I found it extremely moving. I had been following Jarman's work for several years and knew the context around the film (a friend of mine had spent some time with Jarman while this film and Glitterbug were being completed).How would describe this experience and its impact on you?
I assumed that hearing the soundtrack (and thinking 'blue') was not that different from the experience of the film proper, and thought of the work as primarily a sound collage.How did the format in which you experienced BLUE shape its meaning and impact?

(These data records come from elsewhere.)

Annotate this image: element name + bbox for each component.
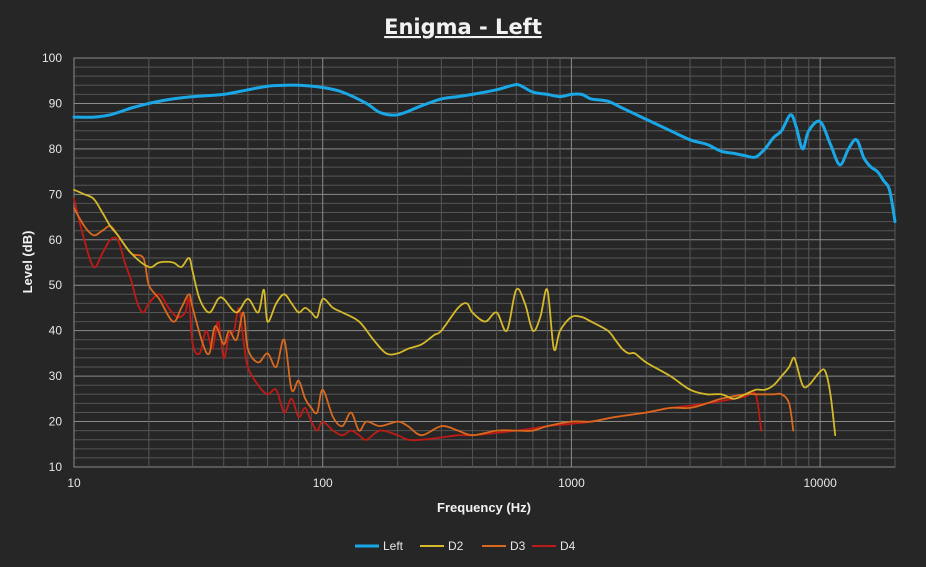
- y-tick-label: 70: [49, 187, 63, 201]
- series-lines: [72, 83, 897, 442]
- y-axis-ticks: 10 20 30 40 50 60 70 80 90 100: [42, 51, 62, 474]
- legend-label-d2: D2: [448, 539, 464, 553]
- x-tick-label: 10: [67, 476, 81, 490]
- chart-title: Enigma - Left: [384, 15, 542, 39]
- y-tick-label: 40: [49, 324, 63, 338]
- y-tick-label: 10: [49, 460, 63, 474]
- legend-label-d4: D4: [560, 539, 576, 553]
- legend: Left D2 D3 D4: [355, 539, 576, 553]
- y-tick-label: 60: [49, 233, 63, 247]
- y-tick-label: 90: [49, 96, 63, 110]
- y-tick-label: 100: [42, 51, 62, 65]
- y-axis-title: Level (dB): [20, 231, 35, 294]
- x-axis-ticks: 10 100 1000 10000: [67, 476, 837, 490]
- x-tick-label: 1000: [558, 476, 585, 490]
- x-axis-title: Frequency (Hz): [437, 500, 531, 515]
- y-tick-label: 30: [49, 369, 63, 383]
- y-tick-label: 50: [49, 278, 63, 292]
- x-tick-label: 100: [313, 476, 333, 490]
- series-line-d3: [73, 207, 795, 437]
- legend-label-d3: D3: [510, 539, 526, 553]
- legend-label-left: Left: [383, 539, 404, 553]
- y-tick-label: 80: [49, 142, 63, 156]
- series-line-d2: [73, 188, 837, 437]
- x-tick-label: 10000: [803, 476, 837, 490]
- series-line-left: [72, 83, 897, 224]
- y-tick-label: 20: [49, 415, 63, 429]
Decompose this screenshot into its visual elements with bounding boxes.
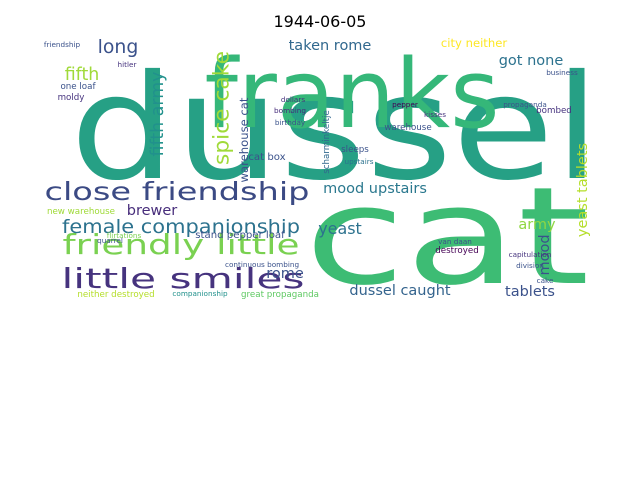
word: great propaganda [241,290,319,300]
word: city neither [441,36,507,50]
word: dussel caught [349,283,451,299]
word: rome [266,266,304,282]
word: upstairs [344,157,373,166]
word: close friendship [45,177,310,206]
word: neither destroyed [77,290,154,300]
word: new warehouse [47,207,115,217]
word: long [98,37,139,58]
word: brewer [127,203,178,219]
word: continuous bombing [225,260,299,269]
word: cat box [248,152,285,163]
word: propaganda [503,100,547,109]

Several months later I saw Blue in a great 35mm print on a massive cinema screen in an old 1920s movie palace. It was a completely different experience. The 'visual' element of my previous experience of the film had been a mind's eye illustration of the soundtrack, despite my best intentions of thinking pure blue thoughts. In the cinema, however, the active blue field was completely dominating, and I even found myself 'tuning out' the soundtrack (which I already knew fairly well) and concentrating on the visual effects occasioned by the blue field. Some of those effects were intrinsic to the film itself - the constant dance of the film grain; some to the projection - the rhythm of the flicker; some to the history of the print - the ebb and flow of scratches and other damage marks marking the passage of the reels; and some to the mechanics of my eye and brain - phosphenes, hypnagogic elements - the Brakhage dimension. The screening was such an intense experience, and one so in tune with the content of the film, that I've never been interested in 'seeing' the film in any lesser format, and even the extremely rich soundtrack seems rather thin and one-dimensional now.Have you experienced BLUE in more than one format? And if so, to what effect?